His doctors fought over his body, one pumping amphetamines into him, another corticosteroids and a third massive injections of novocaine. His remarkable sexual appetite may itself have been a side-effect of cortisone injections.

Yet he denied taking cortisone. 'The new President,' Reeves comments, 'was an Addisonian, a liar - and a brave stoic, too.'

Reeves certainly paints his man warts and all. But he is not primarily interested in the warts. Indeed, he is not essentially interested in Kennedy as a man, although his portrait is on the whole the best of the two dozen or so I have read.

Kennedy's first priority, Reeves makes plain, was political survival. But getting re- elected always came first. He was not a liberal; indeed he and his brother often mocked the liberal wing of the Democratic party as 'honkers'. He had 'little ideology beyond anti-communism'.

His reputation rests on a number of achievements, each of which, on examination, turns out to be bogus or at least not quite what it seemed.

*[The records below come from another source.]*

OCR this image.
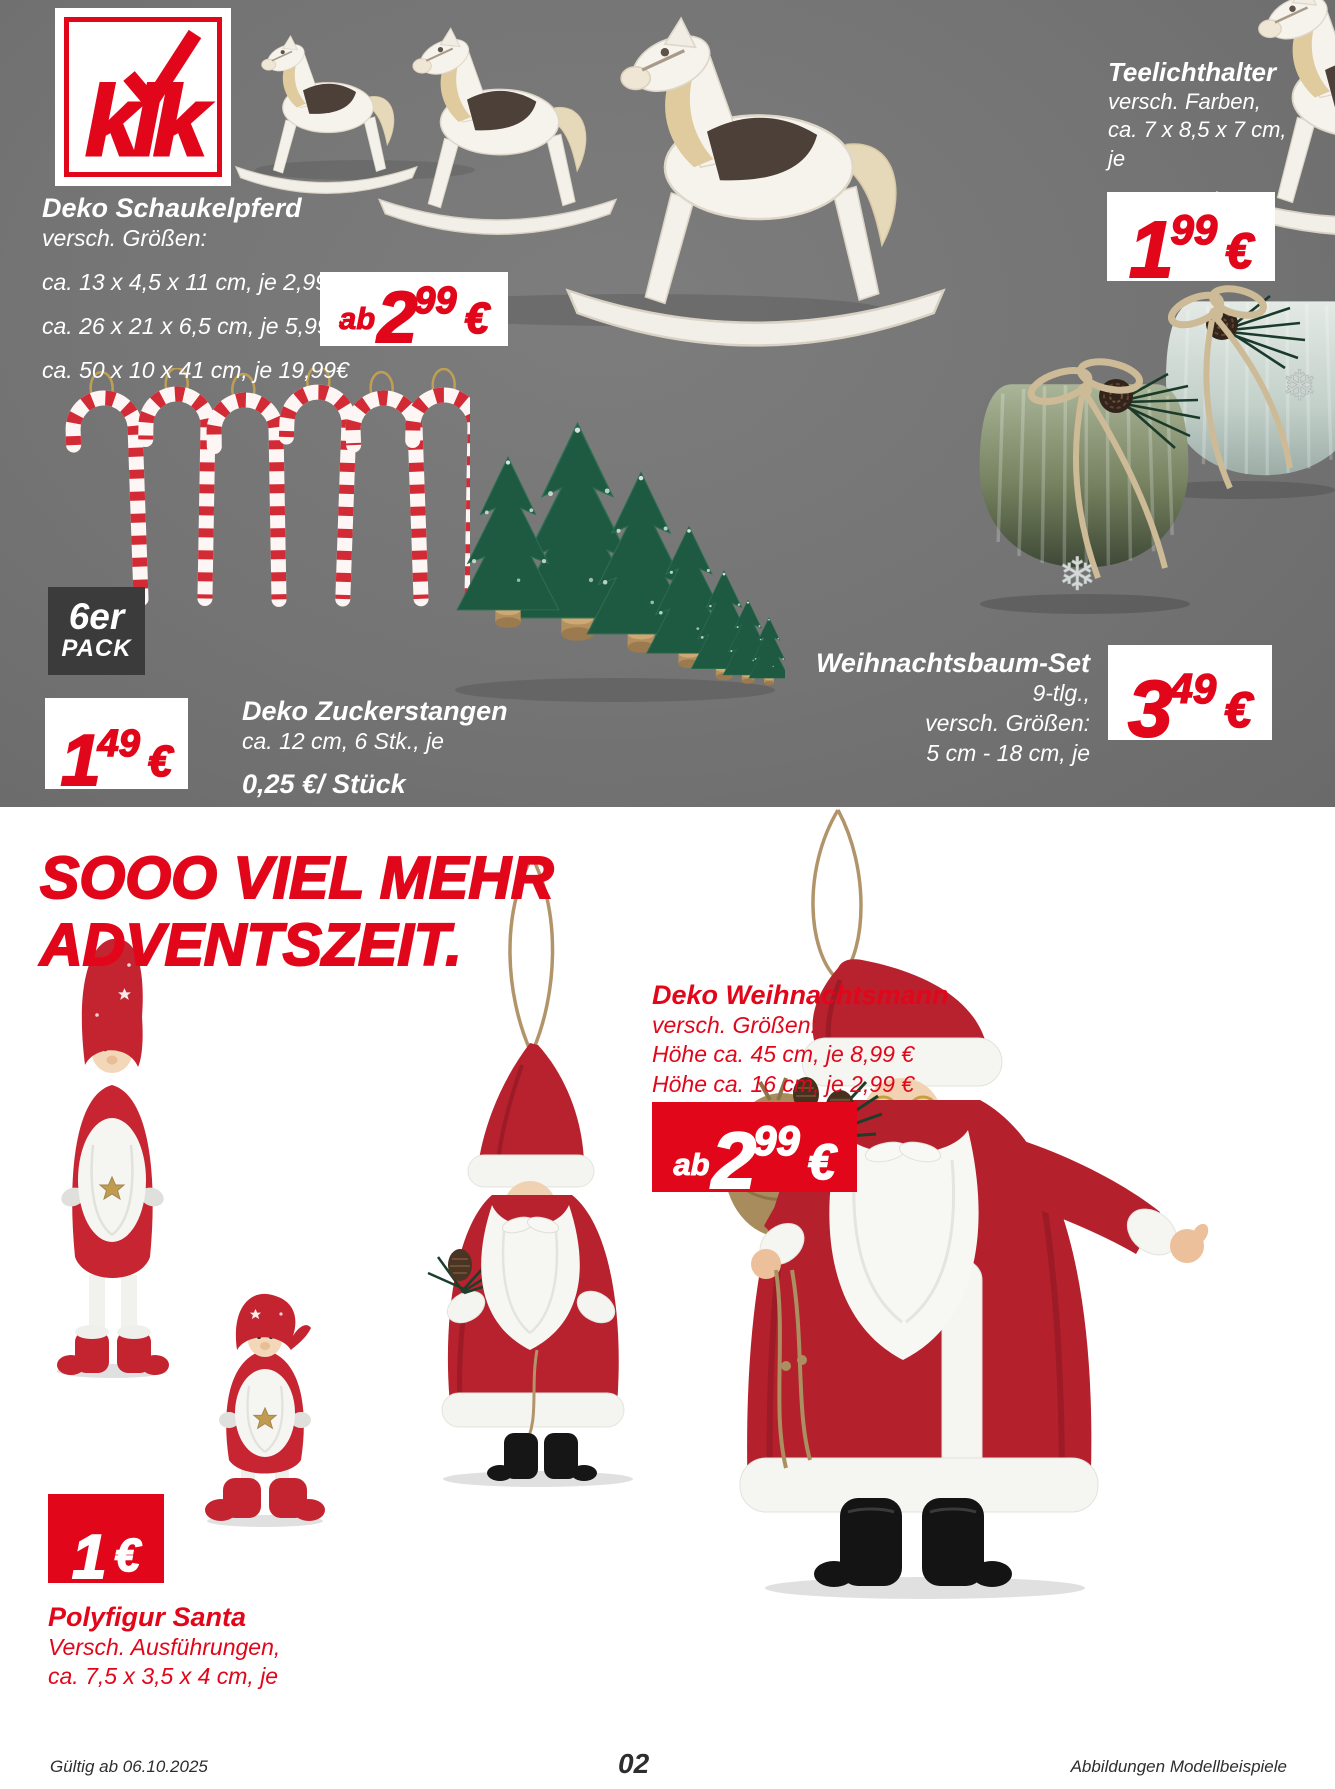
❄
❄
kik
Deko Schaukelpferd
versch. Größen:
ca. 13 x 4,5 x 11 cm, je 2,99€
ca. 26 x 21 x 6,5 cm, je 5,99€
ca. 50 x 10 x 41 cm, je 19,99€
ab 2 99 €
Teelichthalter
versch. Farben,
ca. 7 x 8,5 x 7 cm,
je
1 99 €
6er
PACK
1 49 €
Deko Zuckerstangen
ca. 12 cm, 6 Stk., je
0,25 €/ Stück
Weihnachtsbaum-Set
9-tlg.,
versch. Größen:
5 cm - 18 cm, je 3 49 €
SOOO VIEL MEHR
ADVENTSZEIT.
Deko Weihnachtsmann
versch. Größen:
Höhe ca. 45 cm, je 8,99 €
Höhe ca. 16 cm, je 2,99 €
ab 2 99 €
1 €
Polyfigur Santa
Versch. Ausführungen,
ca. 7,5 x 3,5 x 4 cm, je
Gültig ab 06.10.2025	02	Abbildungen Modellbeispiele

Kennedy is still revered by many American blacks, and by non- white people the world over, for his leadership of the civil rights revolution. The fact is that he did his best to prevent Martin Luther King from holding his great March on Washington. Lyndon Johnson, the southerner and the supposed representative of the old politics, understood far more clearly what was happening and what needed to be done.

The Cuban missile crisis was hailed as a triumph of the will. But Kennedy successfully concealed in his lifetime that, in order to get the Russian missiles out of Cuba, he had done just what he denounced others for proposing, and traded them against American missiles in Turkey.

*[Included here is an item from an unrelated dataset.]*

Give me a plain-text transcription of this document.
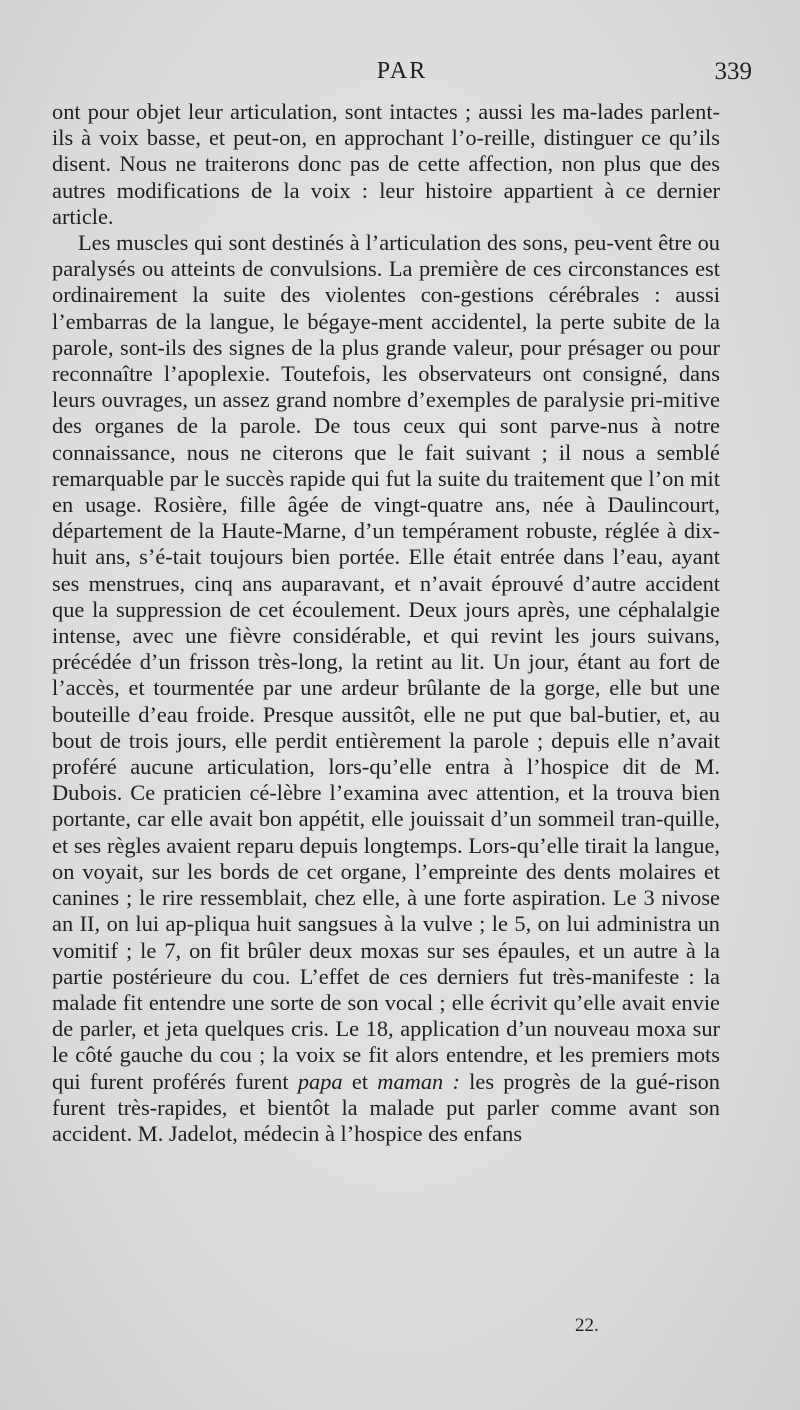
PAR	339

ont pour objet leur articulation, sont intactes ; aussi les ma-lades parlent-ils à voix basse, et peut-on, en approchant l’o-reille, distinguer ce qu’ils disent. Nous ne traiterons donc pas de cette affection, non plus que des autres modifications de la voix : leur histoire appartient à ce dernier article.

Les muscles qui sont destinés à l’articulation des sons, peu-vent être ou paralysés ou atteints de convulsions. La première de ces circonstances est ordinairement la suite des violentes con-gestions cérébrales : aussi l’embarras de la langue, le bégaye-ment accidentel, la perte subite de la parole, sont-ils des signes de la plus grande valeur, pour présager ou pour reconnaître l’apoplexie. Toutefois, les observateurs ont consigné, dans leurs ouvrages, un assez grand nombre d’exemples de paralysie pri-mitive des organes de la parole. De tous ceux qui sont parve-nus à notre connaissance, nous ne citerons que le fait suivant ; il nous a semblé remarquable par le succès rapide qui fut la suite du traitement que l’on mit en usage. Rosière, fille âgée de vingt-quatre ans, née à Daulincourt, département de la Haute-Marne, d’un tempérament robuste, réglée à dix-huit ans, s’é-tait toujours bien portée. Elle était entrée dans l’eau, ayant ses menstrues, cinq ans auparavant, et n’avait éprouvé d’autre accident que la suppression de cet écoulement. Deux jours après, une céphalalgie intense, avec une fièvre considérable, et qui revint les jours suivans, précédée d’un frisson très-long, la retint au lit. Un jour, étant au fort de l’accès, et tourmentée par une ardeur brûlante de la gorge, elle but une bouteille d’eau froide. Presque aussitôt, elle ne put que bal-butier, et, au bout de trois jours, elle perdit entièrement la parole ; depuis elle n’avait proféré aucune articulation, lors-qu’elle entra à l’hospice dit de M. Dubois. Ce praticien cé-lèbre l’examina avec attention, et la trouva bien portante, car elle avait bon appétit, elle jouissait d’un sommeil tran-quille, et ses règles avaient reparu depuis longtemps. Lors-qu’elle tirait la langue, on voyait, sur les bords de cet organe, l’empreinte des dents molaires et canines ; le rire ressemblait, chez elle, à une forte aspiration. Le 3 nivose an II, on lui ap-pliqua huit sangsues à la vulve ; le 5, on lui administra un vomitif ; le 7, on fit brûler deux moxas sur ses épaules, et un autre à la partie postérieure du cou. L’effet de ces derniers fut très-manifeste : la malade fit entendre une sorte de son vocal ; elle écrivit qu’elle avait envie de parler, et jeta quelques cris. Le 18, application d’un nouveau moxa sur le côté gauche du cou ; la voix se fit alors entendre, et les premiers mots qui furent proférés furent papa et maman : les progrès de la gué-rison furent très-rapides, et bientôt la malade put parler comme avant son accident. M. Jadelot, médecin à l’hospice des enfans

22.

Kennedy was obsessed in a personal way with the conflict against the Soviet Union and against communism. There was something almost adolescent in the aggression he put into that conflict, wanting to know whether Khrushchev or Castro was as 'tough' as he was: a key concern, the need of the sickly rich kid to believe he was as tough as the others.

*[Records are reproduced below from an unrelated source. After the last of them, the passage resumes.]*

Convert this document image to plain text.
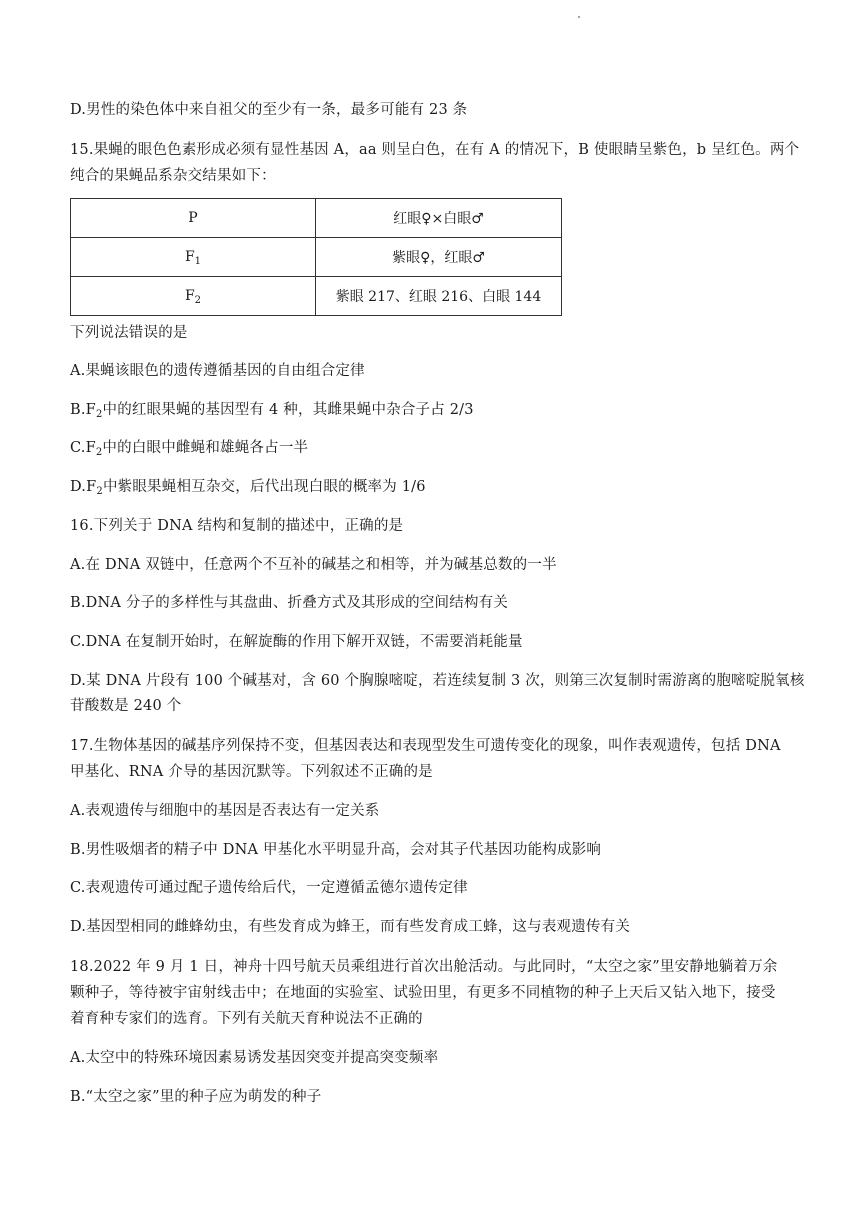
D.男性的染色体中来自祖父的至少有一条，最多可能有 23 条
15.果蝇的眼色色素形成必须有显性基因 A，aa 则呈白色，在有 A 的情况下，B 使眼睛呈紫色，b 呈红色。两个
纯合的果蝇品系杂交结果如下：
P	红眼♀×白眼♂
$F_1$	紫眼♀，红眼♂
$F_2$	紫眼 217、红眼 216、白眼 144
下列说法错误的是
A.果蝇该眼色的遗传遵循基因的自由组合定律
$B.F_2$中的红眼果蝇的基因型有 4 种，其雌果蝇中杂合子占 2/3
$C.F_2$中的白眼中雌蝇和雄蝇各占一半
$D.F_2$中紫眼果蝇相互杂交，后代出现白眼的概率为 1/6
16.下列关于 DNA 结构和复制的描述中，正确的是
A.在 DNA 双链中，任意两个不互补的碱基之和相等，并为碱基总数的一半
B.DNA 分子的多样性与其盘曲、折叠方式及其形成的空间结构有关
C.DNA 在复制开始时，在解旋酶的作用下解开双链，不需要消耗能量
D.某 DNA 片段有 100 个碱基对，含 60 个胸腺嘧啶，若连续复制 3 次，则第三次复制时需游离的胞嘧啶脱氧核
苷酸数是 240 个
17.生物体基因的碱基序列保持不变，但基因表达和表现型发生可遗传变化的现象，叫作表观遗传，包括 DNA
甲基化、RNA 介导的基因沉默等。下列叙述不正确的是
A.表观遗传与细胞中的基因是否表达有一定关系
B.男性吸烟者的精子中 DNA 甲基化水平明显升高，会对其子代基因功能构成影响
C.表观遗传可通过配子遗传给后代，一定遵循孟德尔遗传定律
D.基因型相同的雌蜂幼虫，有些发育成为蜂王，而有些发育成工蜂，这与表观遗传有关
18.2022 年 9 月 1 日，神舟十四号航天员乘组进行首次出舱活动。与此同时，“太空之家”里安静地躺着万余
颗种子，等待被宇宙射线击中；在地面的实验室、试验田里，有更多不同植物的种子上天后又钻入地下，接受
着育种专家们的选育。下列有关航天育种说法不正确的
A.太空中的特殊环境因素易诱发基因突变并提高突变频率
B.“太空之家”里的种子应为萌发的种子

His understanding of what was happening in the swiftly changing world of the early Sixties was rudimentary. He was bored by economics, and also by domestic policy; instead he focused almost exclusively on 'foreign policy', meaning the Cold War. He was trapped by his own dishonest 'missile gap' campaign rhetoric. Above all, he failed to grasp that the political revolution in the South was actually more important, for the Democratic party and for the country, than his meeting with Khrushchev in Vienna.

And yet . . . he was the first president of the television age, and his style, his wry, self-deprecating humour and his gift for projecting himself as simultaneously a prince and a regular fellow, were perfectly attuned to the new politics. With imaginative and thorough research and balanced judgment Richard Reeves has recorded this triumph of image over substance, and chronicled the first, but not the last, American president to see the White House not as a pulpit or a command post but as a prize to be won and enjoyed.

Reeves, aware of all the ambiguities, even asks the shrewd question whether Kennedy was the first of the new, or the last of the old. He was, of course, both.